As per his theory there exists a hierarchy of five needs. These needs are:
Physiological:Includes hunger,thirst,shelter and other bodily needs
Safety:Includes security and protection from physical and mental harm
Social:Includes affection,belongingness and friendship
Esteem:Includes esteem factors such as self-respect,autonomy ,achievement,status and recognition
Self Actualisation: The drive to become what one is capable of becoming includes growth,achieving one's potential and fulfillment.
Siemens provides the opportunity for employees to fulfill their higher-order needs. For skilled workers, like engineers, these are likely to be of great importance.Feeling that one's work is making a difference can improve self-esteem. Siemens runs schemes in which suggestions and projects for improvements are rewarded. This could be financially, either individually or as part of a team, or in terms of peer or management recognition of their achievements.Self-actualization is concerned with workers fulfilling their potential. An engineering environment generates excitement and challenges. Original solutions and ideas are required to solve problems on a daily basis. These appeal to the higher needs of employees. It is also possible to use technology to identify new ways of working and new processes. Siemens offers training and development opportunities. This links with self-actualization as it helps engineers to extend their capabilities which may lead to a progression up the career ladder. It also helps individuals to meet the changing demands of the business' global markets.

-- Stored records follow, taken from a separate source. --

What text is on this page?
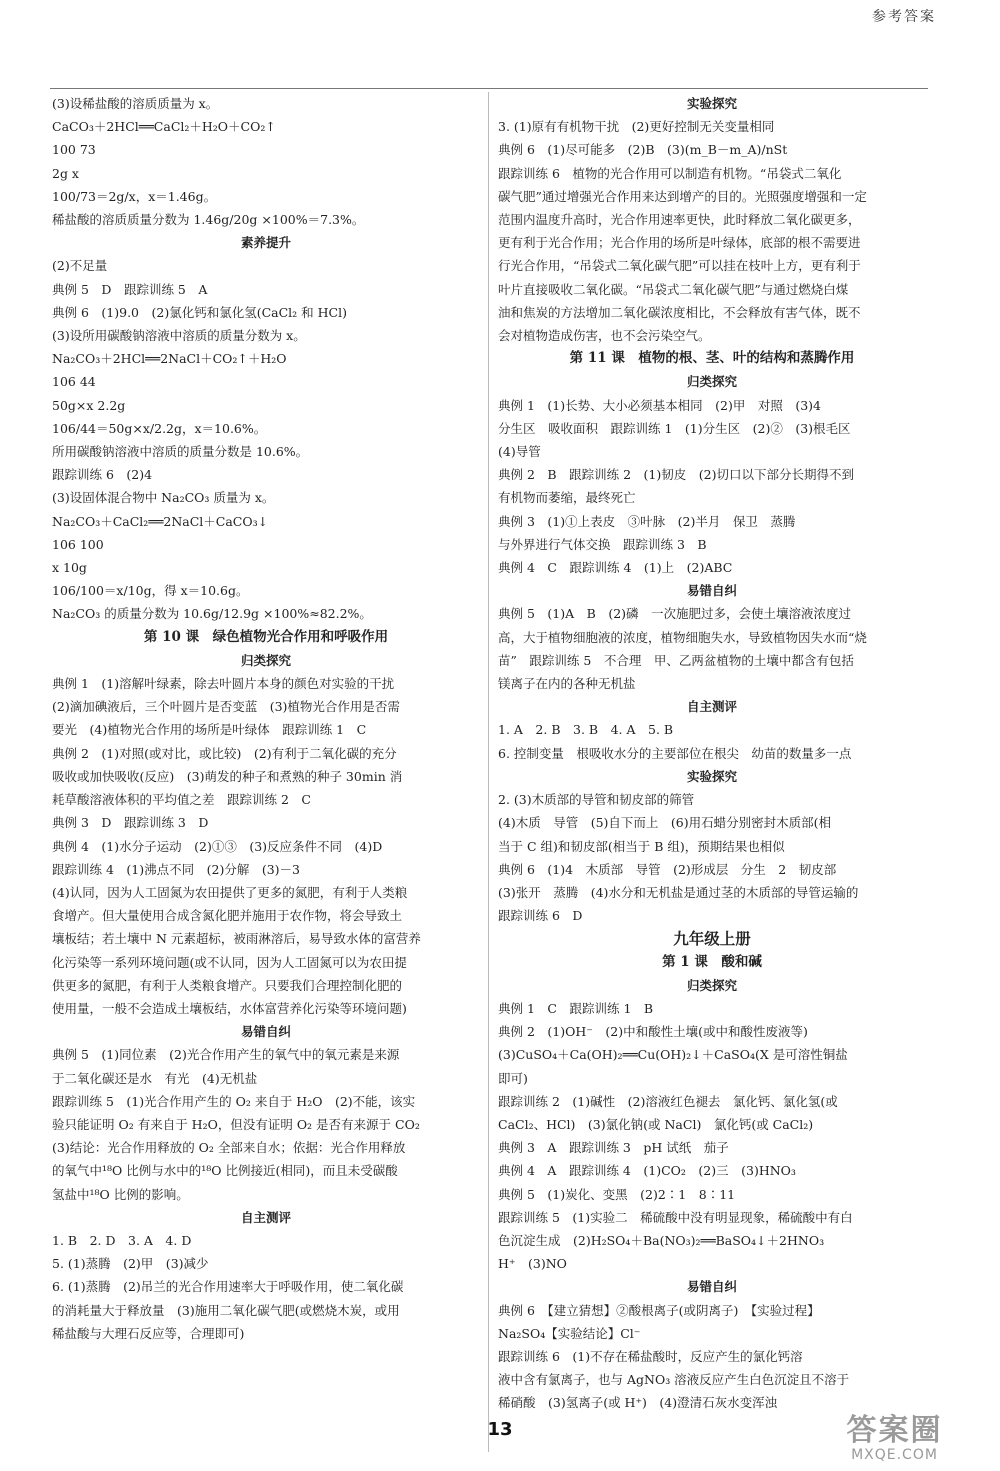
参考答案
(3)设稀盐酸的溶质质量为 x。
CaCO₃＋2HCl══CaCl₂＋H₂O＋CO₂↑
100 73
2g x
100/73＝2g/x，x＝1.46g。
稀盐酸的溶质质量分数为 1.46g/20g ×100%＝7.3%。
素养提升
(2)不足量
典例 5　D　跟踪训练 5　A
典例 6　(1)9.0　(2)氯化钙和氯化氢(CaCl₂ 和 HCl)
(3)设所用碳酸钠溶液中溶质的质量分数为 x。
Na₂CO₃＋2HCl══2NaCl＋CO₂↑＋H₂O
106 44
50g×x 2.2g
106/44＝50g×x/2.2g，x＝10.6%。
所用碳酸钠溶液中溶质的质量分数是 10.6%。
跟踪训练 6　(2)4
(3)设固体混合物中 Na₂CO₃ 质量为 x。
Na₂CO₃＋CaCl₂══2NaCl＋CaCO₃↓
106 100
x 10g
106/100＝x/10g，得 x＝10.6g。
Na₂CO₃ 的质量分数为 10.6g/12.9g ×100%≈82.2%。
第 10 课　绿色植物光合作用和呼吸作用
归类探究
典例 1　(1)溶解叶绿素，除去叶圆片本身的颜色对实验的干扰
(2)滴加碘液后，三个叶圆片是否变蓝　(3)植物光合作用是否需
要光　(4)植物光合作用的场所是叶绿体　跟踪训练 1　C
典例 2　(1)对照(或对比，或比较)　(2)有利于二氧化碳的充分
吸收或加快吸收(反应)　(3)萌发的种子和煮熟的种子 30min 消
耗草酸溶液体积的平均值之差　跟踪训练 2　C
典例 3　D　跟踪训练 3　D
典例 4　(1)水分子运动　(2)①③　(3)反应条件不同　(4)D
跟踪训练 4　(1)沸点不同　(2)分解　(3)－3
(4)认同，因为人工固氮为农田提供了更多的氮肥，有利于人类粮
食增产。但大量使用合成含氮化肥并施用于农作物，将会导致土
壤板结；若土壤中 N 元素超标，被雨淋溶后，易导致水体的富营养
化污染等一系列环境问题(或不认同，因为人工固氮可以为农田提
供更多的氮肥，有利于人类粮食增产。只要我们合理控制化肥的
使用量，一般不会造成土壤板结，水体富营养化污染等环境问题)
易错自纠
典例 5　(1)同位素　(2)光合作用产生的氧气中的氧元素是来源
于二氧化碳还是水　有光　(4)无机盐
跟踪训练 5　(1)光合作用产生的 O₂ 来自于 H₂O　(2)不能，该实
验只能证明 O₂ 有来自于 H₂O，但没有证明 O₂ 是否有来源于 CO₂
(3)结论：光合作用释放的 O₂ 全部来自水；依据：光合作用释放
的氧气中¹⁸O 比例与水中的¹⁸O 比例接近(相同)，而且未受碳酸
氢盐中¹⁸O 比例的影响。
自主测评
1. B　2. D　3. A　4. D
5. (1)蒸腾　(2)甲　(3)减少
6. (1)蒸腾　(2)吊兰的光合作用速率大于呼吸作用，使二氧化碳
的消耗量大于释放量　(3)施用二氧化碳气肥(或燃烧木炭，或用
稀盐酸与大理石反应等，合理即可)
实验探究
3. (1)原有有机物干扰　(2)更好控制无关变量相同
典例 6　(1)尽可能多　(2)B　(3)(m_B－m_A)/nSt
跟踪训练 6　植物的光合作用可以制造有机物。“吊袋式二氧化
碳气肥”通过增强光合作用来达到增产的目的。光照强度增强和一定
范围内温度升高时，光合作用速率更快，此时释放二氧化碳更多，
更有利于光合作用；光合作用的场所是叶绿体，底部的根不需要进
行光合作用，“吊袋式二氧化碳气肥”可以挂在枝叶上方，更有利于
叶片直接吸收二氧化碳。“吊袋式二氧化碳气肥”与通过燃烧白煤
油和焦炭的方法增加二氧化碳浓度相比，不会释放有害气体，既不
会对植物造成伤害，也不会污染空气。
第 11 课　植物的根、茎、叶的结构和蒸腾作用
归类探究
典例 1　(1)长势、大小必须基本相同　(2)甲　对照　(3)4
分生区　吸收面积　跟踪训练 1　(1)分生区　(2)②　(3)根毛区
(4)导管
典例 2　B　跟踪训练 2　(1)韧皮　(2)切口以下部分长期得不到
有机物而萎缩，最终死亡
典例 3　(1)①上表皮　③叶脉　(2)半月　保卫　蒸腾
与外界进行气体交换　跟踪训练 3　B
典例 4　C　跟踪训练 4　(1)上　(2)ABC
易错自纠
典例 5　(1)A　B　(2)磷　一次施肥过多，会使土壤溶液浓度过
高，大于植物细胞液的浓度，植物细胞失水，导致植物因失水而“烧
苗”　跟踪训练 5　不合理　甲、乙两盆植物的土壤中都含有包括
镁离子在内的各种无机盐
自主测评
1. A　2. B　3. B　4. A　5. B
6. 控制变量　根吸收水分的主要部位在根尖　幼苗的数量多一点
实验探究
2. (3)木质部的导管和韧皮部的筛管
(4)木质　导管　(5)自下而上　(6)用石蜡分别密封木质部(相
当于 C 组)和韧皮部(相当于 B 组)，预期结果也相似
典例 6　(1)4　木质部　导管　(2)形成层　分生　2　韧皮部
(3)张开　蒸腾　(4)水分和无机盐是通过茎的木质部的导管运输的
跟踪训练 6　D
九年级上册
第 1 课　酸和碱
归类探究
典例 1　C　跟踪训练 1　B
典例 2　(1)OH⁻　(2)中和酸性土壤(或中和酸性废液等)
(3)CuSO₄＋Ca(OH)₂══Cu(OH)₂↓＋CaSO₄(X 是可溶性铜盐
即可)
跟踪训练 2　(1)碱性　(2)溶液红色褪去　氯化钙、氯化氢(或
CaCl₂、HCl)　(3)氯化钠(或 NaCl)　氯化钙(或 CaCl₂)
典例 3　A　跟踪训练 3　pH 试纸　茄子
典例 4　A　跟踪训练 4　(1)CO₂　(2)三　(3)HNO₃
典例 5　(1)炭化、变黑　(2)2∶1　8∶11
跟踪训练 5　(1)实验二　稀硫酸中没有明显现象，稀硫酸中有白
色沉淀生成　(2)H₂SO₄＋Ba(NO₃)₂══BaSO₄↓＋2HNO₃
H⁺　(3)NO
易错自纠
典例 6　【建立猜想】②酸根离子(或阴离子)　【实验过程】
Na₂SO₄【实验结论】Cl⁻
跟踪训练 6　(1)不存在稀盐酸时，反应产生的氯化钙溶
液中含有氯离子，也与 AgNO₃ 溶液反应产生白色沉淀且不溶于
稀硝酸　(3)氢离子(或 H⁺)　(4)澄清石灰水变浑浊
13	答案圈
MXQE.COM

Frederick Herzberg's motivation-hygiene theory:
Frederick has tried to modify Maslow's need Hierarchy theory. His theory is also known as two-factor theory or Hygiene theory. According to his theory people are influenced by two set of factors. They are Motivation factors that includes achievement, recognition, resposibilty and growth and Hygiene factors which includes pay and recognition, status, working conditions and job security.
To reduce dissatisfaction, Siemens believes the best method is to raise awareness of issues with employees and encourage their involvement. They then understand and recognize the need for change. This has helped Siemens to manage change programs. Motivation at Siemens stimulate engineers to work in the best way possible. Being empowered helps them to manage their roles and enables them to use this power to change things. Whether individuals enter the organization after their college or as apprentices or graduates, the work they undertake is stimulating.
In addition to these three theories there are a number of contemporary theories in motivation which include ERG theory,McClelland's theory of needs,Cognitive Evaluation theory,Goal setting theory and reinforcement theory.
Thus we see that works of Maslow and Herzberg applies in a modern engineering environment like Siemens more than Taylor's. Lower order needs are met by the organization providing good pay and a safe working environment. Higher order needs are also provided for its engineers through training and development, as well as the opportunity to undertake creative and challenging work. Siemens employees are motivated by being recognized for their achievements and by having opportunities for progression, regardless of the level at which they started working for Siemens.